Paul-André Guérin

Personal information
- Date of birth: 26 September 1997 (age 28)
- Place of birth: Bastia, France
- Height: 1.83 m (6 ft 0 in)
- Position: Goalkeeper

Team information
- Current team: Balagne
- Number: 1

Youth career
- 0000–2015: AC Ajaccio

College career
- Years: Team / Apps / (Gls)
- 2016–2019: CSUF Titans / 67 / (0)

Senior career*
- Years: Team / Apps / (Gls)
- 2015–2016: Gazélec Ajaccio / 2 / (0)
- 2020–2022: Bastia-Borgo / 1 / (0)
- 2022–: Balagne / 75 / (1)

= Paul-André Guérin =

French footballer (born 1997)

Paul-André Guérin (/fr/; 26 September 1997) is a French professional footballer who plays as a goalkeeper for Championnat National 1 club Balagne.

==Club career==
Guerin played two years at the French Federation Academy of Corsica before moving to Ajaccio. He made his Ligue 1 debut on 2 December 2015 against Montpellier in a 2–0 away win replacing Jules Goda after 41 minutes.

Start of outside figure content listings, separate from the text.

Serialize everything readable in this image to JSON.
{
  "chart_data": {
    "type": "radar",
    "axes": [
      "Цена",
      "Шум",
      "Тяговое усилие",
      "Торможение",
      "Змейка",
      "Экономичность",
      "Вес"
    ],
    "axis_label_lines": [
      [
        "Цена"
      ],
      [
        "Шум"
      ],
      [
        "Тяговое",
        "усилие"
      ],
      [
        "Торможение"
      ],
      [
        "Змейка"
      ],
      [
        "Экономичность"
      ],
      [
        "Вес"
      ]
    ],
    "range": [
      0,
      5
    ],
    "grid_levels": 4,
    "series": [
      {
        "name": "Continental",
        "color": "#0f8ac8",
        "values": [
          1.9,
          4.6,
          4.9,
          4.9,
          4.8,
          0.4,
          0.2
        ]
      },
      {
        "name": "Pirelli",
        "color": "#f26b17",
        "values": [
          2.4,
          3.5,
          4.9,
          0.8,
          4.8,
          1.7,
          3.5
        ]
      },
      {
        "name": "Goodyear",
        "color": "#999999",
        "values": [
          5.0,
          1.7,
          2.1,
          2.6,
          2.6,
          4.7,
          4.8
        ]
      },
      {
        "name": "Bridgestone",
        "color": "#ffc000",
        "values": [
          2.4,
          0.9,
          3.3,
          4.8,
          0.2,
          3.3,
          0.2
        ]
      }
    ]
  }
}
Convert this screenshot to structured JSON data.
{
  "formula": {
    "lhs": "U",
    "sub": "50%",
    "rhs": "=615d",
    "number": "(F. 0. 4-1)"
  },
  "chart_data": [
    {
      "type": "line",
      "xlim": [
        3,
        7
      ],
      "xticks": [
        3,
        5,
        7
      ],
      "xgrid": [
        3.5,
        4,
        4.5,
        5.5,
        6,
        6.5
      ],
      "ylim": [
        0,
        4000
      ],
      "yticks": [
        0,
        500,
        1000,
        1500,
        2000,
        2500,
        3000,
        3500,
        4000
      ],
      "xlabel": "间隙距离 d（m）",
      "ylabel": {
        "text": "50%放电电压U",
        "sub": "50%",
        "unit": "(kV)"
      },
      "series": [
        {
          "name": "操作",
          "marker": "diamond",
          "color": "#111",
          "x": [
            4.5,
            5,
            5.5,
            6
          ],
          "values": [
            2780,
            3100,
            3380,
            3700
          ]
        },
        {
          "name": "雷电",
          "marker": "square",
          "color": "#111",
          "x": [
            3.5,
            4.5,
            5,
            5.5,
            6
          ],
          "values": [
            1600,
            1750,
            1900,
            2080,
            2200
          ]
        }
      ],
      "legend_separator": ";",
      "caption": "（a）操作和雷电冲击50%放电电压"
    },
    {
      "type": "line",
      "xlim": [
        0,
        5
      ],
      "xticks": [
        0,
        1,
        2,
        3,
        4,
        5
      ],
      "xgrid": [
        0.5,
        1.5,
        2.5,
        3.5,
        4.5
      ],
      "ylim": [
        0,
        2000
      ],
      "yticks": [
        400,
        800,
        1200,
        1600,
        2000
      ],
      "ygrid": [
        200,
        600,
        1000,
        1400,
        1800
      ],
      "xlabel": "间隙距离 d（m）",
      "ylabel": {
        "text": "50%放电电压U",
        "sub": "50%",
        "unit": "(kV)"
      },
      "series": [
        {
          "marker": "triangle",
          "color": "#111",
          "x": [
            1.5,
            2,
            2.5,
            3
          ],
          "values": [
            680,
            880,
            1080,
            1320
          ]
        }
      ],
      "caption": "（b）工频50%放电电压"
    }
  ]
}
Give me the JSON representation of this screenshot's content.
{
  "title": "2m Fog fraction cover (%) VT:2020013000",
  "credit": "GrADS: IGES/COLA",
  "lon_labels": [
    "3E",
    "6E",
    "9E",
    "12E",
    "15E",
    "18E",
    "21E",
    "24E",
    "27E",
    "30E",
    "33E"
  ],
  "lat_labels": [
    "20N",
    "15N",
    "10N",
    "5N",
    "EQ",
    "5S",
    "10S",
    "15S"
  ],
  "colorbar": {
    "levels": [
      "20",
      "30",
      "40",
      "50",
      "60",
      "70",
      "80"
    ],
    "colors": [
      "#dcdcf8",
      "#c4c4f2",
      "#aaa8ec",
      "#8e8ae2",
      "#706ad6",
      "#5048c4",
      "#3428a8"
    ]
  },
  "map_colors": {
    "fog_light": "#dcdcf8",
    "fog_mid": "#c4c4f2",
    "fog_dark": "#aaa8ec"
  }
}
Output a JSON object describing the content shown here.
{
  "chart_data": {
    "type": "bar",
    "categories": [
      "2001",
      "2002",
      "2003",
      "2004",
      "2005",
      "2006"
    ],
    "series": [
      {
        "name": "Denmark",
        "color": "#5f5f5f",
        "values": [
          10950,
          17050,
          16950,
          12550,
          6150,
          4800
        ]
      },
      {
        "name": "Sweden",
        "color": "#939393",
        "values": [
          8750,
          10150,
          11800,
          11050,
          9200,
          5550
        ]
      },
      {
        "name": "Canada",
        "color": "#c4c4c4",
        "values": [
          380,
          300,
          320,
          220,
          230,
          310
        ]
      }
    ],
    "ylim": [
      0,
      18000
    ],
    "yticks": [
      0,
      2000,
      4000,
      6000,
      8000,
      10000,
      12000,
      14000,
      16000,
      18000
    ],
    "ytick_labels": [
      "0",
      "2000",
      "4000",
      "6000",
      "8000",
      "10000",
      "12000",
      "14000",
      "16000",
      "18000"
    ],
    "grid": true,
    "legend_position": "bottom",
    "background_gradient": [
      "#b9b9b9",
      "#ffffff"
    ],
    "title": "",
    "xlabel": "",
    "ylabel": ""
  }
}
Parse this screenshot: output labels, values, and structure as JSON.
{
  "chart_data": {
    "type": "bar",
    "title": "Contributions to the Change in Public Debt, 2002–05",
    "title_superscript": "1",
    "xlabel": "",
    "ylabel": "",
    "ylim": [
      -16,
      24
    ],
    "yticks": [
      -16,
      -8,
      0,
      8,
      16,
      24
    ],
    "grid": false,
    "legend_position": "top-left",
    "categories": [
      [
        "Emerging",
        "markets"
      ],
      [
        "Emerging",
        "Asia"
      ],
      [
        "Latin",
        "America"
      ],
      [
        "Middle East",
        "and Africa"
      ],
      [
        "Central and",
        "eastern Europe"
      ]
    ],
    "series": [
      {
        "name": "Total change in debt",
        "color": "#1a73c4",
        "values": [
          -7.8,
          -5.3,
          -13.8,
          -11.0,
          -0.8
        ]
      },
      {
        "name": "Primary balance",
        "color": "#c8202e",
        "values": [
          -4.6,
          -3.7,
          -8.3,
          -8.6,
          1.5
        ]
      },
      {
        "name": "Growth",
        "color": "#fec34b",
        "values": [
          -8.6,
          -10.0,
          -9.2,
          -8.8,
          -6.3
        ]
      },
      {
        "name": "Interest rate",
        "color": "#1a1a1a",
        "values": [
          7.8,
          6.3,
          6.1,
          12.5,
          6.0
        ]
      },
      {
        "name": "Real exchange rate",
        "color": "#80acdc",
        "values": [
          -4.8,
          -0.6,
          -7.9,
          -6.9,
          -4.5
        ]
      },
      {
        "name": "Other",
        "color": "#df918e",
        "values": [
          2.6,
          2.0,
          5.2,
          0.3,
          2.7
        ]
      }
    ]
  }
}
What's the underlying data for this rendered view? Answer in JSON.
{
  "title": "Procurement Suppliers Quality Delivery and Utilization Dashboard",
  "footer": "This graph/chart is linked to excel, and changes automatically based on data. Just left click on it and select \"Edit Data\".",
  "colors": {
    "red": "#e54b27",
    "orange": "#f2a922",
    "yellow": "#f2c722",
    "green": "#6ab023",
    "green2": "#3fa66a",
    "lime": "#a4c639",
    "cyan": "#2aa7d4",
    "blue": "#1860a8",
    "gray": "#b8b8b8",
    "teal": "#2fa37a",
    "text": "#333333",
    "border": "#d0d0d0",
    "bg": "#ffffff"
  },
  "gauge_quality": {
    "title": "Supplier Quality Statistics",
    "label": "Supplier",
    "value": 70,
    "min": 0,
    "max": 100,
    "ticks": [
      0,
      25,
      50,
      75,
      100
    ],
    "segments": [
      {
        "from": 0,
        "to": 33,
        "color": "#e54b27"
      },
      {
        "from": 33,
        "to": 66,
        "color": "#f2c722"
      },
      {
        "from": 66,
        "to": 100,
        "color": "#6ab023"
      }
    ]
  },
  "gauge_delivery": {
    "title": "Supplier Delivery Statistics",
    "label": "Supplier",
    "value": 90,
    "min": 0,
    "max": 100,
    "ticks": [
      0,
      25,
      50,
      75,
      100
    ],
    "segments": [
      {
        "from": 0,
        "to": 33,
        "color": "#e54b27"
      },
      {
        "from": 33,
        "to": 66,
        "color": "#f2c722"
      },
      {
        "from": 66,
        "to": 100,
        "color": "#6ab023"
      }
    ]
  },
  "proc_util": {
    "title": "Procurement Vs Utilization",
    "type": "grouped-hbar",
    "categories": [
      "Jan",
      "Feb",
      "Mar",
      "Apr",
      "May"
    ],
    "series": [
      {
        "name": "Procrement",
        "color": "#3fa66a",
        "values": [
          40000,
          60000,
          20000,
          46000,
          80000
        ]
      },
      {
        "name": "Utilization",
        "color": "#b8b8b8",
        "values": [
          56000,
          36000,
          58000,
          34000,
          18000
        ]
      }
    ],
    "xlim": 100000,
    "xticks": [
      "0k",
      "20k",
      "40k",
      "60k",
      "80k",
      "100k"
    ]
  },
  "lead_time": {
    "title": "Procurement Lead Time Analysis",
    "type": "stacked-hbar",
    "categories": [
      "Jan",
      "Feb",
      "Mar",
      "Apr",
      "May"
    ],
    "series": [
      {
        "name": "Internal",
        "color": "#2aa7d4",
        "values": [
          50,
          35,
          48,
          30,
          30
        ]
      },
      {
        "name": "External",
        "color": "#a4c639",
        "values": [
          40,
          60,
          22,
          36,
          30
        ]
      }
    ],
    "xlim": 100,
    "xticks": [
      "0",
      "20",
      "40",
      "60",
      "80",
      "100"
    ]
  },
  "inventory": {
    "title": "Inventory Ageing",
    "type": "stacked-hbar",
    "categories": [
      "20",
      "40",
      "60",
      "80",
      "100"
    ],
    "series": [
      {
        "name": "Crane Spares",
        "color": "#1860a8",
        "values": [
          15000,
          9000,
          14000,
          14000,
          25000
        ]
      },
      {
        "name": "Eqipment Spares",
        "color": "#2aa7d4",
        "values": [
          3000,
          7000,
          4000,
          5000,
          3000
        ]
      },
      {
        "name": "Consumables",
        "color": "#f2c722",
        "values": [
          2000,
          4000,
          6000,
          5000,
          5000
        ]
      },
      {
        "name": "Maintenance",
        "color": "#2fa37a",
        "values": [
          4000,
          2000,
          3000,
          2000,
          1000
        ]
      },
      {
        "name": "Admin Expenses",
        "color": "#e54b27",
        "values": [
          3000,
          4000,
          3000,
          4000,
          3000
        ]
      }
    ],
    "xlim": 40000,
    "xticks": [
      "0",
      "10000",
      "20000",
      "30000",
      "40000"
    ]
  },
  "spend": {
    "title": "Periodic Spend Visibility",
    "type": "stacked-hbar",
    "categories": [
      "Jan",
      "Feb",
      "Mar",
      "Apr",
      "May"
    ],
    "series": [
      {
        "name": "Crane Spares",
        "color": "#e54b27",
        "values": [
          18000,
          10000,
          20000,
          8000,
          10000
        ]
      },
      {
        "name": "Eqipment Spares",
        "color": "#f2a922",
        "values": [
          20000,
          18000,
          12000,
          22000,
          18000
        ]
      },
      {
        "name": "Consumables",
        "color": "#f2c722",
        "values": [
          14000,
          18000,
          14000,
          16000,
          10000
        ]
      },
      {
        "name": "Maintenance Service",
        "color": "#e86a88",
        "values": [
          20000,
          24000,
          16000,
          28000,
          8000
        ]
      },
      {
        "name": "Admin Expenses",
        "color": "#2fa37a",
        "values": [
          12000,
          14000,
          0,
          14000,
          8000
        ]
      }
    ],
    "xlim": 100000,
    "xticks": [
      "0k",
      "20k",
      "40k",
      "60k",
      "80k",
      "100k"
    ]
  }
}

In 2016, Guerin decided to travel to Fullerton, California to study at California State University, Fullerton while playing college football for The Titans. Guerin played 67 games for the senior first team,

In January 2020, Guerin returned to France and signed with Bastia-Borgo in Championnat National.